Tanner scanned the streets, looking
for a church or chapel. It seemed the obvious place to start. “Let’s find the
bastard in charge and see if we can change his views on a few things.”
“
Shoulda
brought a baseball bat.”
Wolf mimed swinging one. “Nothing gets a man’s
attention like one of those aiming for his balls.”

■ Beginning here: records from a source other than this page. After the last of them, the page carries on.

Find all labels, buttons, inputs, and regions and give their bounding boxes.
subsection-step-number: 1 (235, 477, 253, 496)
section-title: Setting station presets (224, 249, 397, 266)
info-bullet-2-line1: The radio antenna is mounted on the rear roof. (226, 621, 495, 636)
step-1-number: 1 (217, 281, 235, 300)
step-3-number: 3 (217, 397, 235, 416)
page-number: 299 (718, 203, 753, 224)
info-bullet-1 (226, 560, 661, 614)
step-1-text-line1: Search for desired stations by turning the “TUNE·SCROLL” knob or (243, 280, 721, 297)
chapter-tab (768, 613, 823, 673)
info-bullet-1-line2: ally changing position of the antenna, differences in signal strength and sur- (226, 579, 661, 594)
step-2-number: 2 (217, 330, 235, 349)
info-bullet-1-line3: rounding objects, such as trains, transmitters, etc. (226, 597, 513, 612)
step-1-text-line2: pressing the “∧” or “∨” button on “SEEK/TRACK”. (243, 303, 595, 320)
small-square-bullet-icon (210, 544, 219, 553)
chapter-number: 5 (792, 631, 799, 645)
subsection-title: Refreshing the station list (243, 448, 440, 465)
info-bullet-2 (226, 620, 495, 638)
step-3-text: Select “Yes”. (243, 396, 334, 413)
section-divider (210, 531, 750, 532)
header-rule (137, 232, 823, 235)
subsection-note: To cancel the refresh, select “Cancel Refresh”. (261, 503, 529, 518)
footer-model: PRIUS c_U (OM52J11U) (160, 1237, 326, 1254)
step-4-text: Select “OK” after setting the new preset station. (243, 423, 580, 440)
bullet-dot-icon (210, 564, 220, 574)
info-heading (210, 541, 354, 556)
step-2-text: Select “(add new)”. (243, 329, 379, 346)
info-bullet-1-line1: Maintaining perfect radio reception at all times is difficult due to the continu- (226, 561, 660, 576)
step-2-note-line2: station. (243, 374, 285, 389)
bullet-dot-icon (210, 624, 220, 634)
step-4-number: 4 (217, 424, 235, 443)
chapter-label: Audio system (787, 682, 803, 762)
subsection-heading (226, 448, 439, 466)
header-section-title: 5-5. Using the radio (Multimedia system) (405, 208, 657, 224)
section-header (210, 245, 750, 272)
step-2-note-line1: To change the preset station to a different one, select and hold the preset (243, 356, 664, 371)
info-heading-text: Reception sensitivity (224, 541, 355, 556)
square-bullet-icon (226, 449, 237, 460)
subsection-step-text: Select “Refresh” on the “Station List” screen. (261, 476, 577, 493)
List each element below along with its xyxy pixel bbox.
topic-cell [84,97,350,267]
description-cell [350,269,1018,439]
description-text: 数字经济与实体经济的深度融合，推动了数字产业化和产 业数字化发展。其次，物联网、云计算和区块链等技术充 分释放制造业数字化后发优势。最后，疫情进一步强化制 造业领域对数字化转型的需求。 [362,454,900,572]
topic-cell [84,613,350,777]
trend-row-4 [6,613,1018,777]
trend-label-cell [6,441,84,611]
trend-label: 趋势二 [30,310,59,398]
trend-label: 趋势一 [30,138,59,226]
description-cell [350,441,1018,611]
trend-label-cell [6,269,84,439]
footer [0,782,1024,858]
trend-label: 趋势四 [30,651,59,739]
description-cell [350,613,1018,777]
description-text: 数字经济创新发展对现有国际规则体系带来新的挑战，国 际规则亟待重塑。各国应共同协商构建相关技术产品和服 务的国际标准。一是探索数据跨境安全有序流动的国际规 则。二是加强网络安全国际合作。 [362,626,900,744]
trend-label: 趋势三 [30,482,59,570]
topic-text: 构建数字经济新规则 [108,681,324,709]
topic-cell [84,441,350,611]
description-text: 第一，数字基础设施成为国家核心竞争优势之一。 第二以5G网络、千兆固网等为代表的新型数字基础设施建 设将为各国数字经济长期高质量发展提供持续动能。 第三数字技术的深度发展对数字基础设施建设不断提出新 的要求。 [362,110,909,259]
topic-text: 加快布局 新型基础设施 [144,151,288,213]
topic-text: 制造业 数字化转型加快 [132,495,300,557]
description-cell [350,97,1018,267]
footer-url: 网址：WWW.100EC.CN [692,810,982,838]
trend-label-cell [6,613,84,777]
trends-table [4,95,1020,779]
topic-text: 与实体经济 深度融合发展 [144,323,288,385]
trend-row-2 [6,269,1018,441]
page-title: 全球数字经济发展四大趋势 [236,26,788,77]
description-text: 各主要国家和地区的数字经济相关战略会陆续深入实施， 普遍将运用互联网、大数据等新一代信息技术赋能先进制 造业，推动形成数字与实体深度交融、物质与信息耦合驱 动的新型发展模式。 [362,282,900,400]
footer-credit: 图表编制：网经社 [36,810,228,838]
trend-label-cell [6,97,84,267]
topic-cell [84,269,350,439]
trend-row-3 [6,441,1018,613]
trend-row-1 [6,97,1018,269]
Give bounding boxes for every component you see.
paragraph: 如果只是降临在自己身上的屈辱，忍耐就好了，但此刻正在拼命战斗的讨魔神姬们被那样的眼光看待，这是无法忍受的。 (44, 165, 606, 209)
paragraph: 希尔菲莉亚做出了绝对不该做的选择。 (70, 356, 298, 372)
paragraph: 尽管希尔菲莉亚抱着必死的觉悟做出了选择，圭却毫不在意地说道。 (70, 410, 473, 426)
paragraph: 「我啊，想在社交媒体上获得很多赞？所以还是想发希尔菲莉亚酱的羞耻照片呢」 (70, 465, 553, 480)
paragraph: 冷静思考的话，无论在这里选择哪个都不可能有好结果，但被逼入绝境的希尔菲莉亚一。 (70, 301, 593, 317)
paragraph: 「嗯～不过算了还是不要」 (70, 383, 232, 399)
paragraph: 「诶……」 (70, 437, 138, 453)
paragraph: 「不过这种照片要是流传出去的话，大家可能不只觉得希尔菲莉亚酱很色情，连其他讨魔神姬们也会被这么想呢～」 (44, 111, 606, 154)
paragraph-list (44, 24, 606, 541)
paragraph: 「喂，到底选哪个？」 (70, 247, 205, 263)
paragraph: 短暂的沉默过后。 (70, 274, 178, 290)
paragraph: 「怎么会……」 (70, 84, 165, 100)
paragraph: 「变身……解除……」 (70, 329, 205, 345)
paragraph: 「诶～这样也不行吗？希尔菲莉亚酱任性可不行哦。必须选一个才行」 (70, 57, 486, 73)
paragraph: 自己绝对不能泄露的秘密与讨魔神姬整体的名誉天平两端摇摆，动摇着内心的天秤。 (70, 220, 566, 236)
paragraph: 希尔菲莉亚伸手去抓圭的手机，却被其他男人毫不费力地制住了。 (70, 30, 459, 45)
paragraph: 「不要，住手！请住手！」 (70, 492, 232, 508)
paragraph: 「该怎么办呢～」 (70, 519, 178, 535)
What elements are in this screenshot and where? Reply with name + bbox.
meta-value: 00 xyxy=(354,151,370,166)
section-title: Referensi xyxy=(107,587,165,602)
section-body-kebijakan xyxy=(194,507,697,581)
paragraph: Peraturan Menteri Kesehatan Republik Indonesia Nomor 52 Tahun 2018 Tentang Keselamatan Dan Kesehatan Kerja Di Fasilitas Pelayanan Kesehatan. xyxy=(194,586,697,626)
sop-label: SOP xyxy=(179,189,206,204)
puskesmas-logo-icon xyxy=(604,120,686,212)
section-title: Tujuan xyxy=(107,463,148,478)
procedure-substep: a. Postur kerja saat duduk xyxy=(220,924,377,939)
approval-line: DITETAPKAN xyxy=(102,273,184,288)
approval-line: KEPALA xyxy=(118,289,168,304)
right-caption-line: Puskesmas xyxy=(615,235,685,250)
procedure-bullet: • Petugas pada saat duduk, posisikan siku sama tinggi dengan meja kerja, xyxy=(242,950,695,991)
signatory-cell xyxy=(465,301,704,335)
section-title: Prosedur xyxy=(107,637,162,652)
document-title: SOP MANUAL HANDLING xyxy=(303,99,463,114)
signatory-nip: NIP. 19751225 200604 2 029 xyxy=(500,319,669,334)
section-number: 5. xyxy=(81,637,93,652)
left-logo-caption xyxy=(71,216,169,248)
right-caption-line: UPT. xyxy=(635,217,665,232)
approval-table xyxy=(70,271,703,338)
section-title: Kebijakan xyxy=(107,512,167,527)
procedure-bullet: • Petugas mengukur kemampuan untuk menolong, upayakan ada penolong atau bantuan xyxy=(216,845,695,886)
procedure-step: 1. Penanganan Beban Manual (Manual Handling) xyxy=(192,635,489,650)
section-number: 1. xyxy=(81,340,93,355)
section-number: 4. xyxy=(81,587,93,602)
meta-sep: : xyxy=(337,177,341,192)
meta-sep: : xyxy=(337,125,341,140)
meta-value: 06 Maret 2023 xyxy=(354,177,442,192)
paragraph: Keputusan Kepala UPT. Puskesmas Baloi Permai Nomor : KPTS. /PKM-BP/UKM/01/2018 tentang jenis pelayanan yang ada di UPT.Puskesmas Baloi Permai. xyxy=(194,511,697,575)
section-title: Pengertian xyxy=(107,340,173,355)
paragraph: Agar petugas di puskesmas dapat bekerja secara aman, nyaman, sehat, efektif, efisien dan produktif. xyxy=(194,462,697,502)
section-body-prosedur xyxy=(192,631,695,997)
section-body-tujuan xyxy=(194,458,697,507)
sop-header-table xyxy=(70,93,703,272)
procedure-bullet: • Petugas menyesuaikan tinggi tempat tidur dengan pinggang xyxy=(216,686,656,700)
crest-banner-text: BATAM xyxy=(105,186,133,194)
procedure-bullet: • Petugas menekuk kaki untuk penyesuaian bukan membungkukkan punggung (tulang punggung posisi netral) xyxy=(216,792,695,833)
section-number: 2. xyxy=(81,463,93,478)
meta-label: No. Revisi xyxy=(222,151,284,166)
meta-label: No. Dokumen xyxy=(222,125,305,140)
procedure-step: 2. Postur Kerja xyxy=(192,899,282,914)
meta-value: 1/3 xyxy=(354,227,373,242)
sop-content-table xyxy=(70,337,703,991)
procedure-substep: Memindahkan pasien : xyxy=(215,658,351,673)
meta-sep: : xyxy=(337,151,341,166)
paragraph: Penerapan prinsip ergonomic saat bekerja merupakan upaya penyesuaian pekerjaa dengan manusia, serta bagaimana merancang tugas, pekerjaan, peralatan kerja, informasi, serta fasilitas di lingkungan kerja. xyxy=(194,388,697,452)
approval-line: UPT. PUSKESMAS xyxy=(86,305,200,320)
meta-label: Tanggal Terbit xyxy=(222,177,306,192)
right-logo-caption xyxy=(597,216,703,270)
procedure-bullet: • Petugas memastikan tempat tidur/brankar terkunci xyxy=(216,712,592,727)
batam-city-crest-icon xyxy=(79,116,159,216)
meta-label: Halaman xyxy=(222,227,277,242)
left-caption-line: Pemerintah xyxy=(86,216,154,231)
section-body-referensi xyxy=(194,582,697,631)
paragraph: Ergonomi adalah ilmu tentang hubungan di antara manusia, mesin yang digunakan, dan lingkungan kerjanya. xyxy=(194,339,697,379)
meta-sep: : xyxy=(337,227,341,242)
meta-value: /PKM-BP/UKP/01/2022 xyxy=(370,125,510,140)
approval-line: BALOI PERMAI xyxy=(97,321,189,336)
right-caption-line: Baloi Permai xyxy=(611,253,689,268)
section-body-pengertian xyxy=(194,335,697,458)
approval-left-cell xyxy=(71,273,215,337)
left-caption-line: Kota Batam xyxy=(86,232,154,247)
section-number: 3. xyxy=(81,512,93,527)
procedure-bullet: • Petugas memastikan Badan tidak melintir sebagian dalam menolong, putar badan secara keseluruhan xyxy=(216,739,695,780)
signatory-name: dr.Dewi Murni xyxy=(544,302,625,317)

Tanner smirked, amused despite
himself. “
You talking
from personal experience?”
“I broke a lot of knees back home.
A lot of knees and a lot of hearts.
Sometimes
one lead to the other.”
Wolf grinned, but a shadow passed over his face,
making him look older for a second.
Tanner didn’t know much about Wolf.
He’d been a prospect while Tanner was in prison, and newly patched in when he
came out. He came from Louisiana, he liked to fuck, he liked to fight, and that
was it. Another time, when Beth was safe, Tanner would ask him what he left
behind to join Wild Blood, what shadows hung over him. But it wasn’t important
right now.
The church stuck out like a nun in
a whorehouse. Smack in the center of the village, it was a gleaming white
wooden building, looking fresh and vibrant among the dust and drear of the
other buildings. Low music swelled inside, hinting at where all the people
might be.
“Think they’ll swarm us?” Wolf
asked, clearly thinking the same thing.
“You worried about taking on a
bunch of church-goers?”
Wolf shrugged. “Let’s hope they
don’t practice human sacrifice, is all.”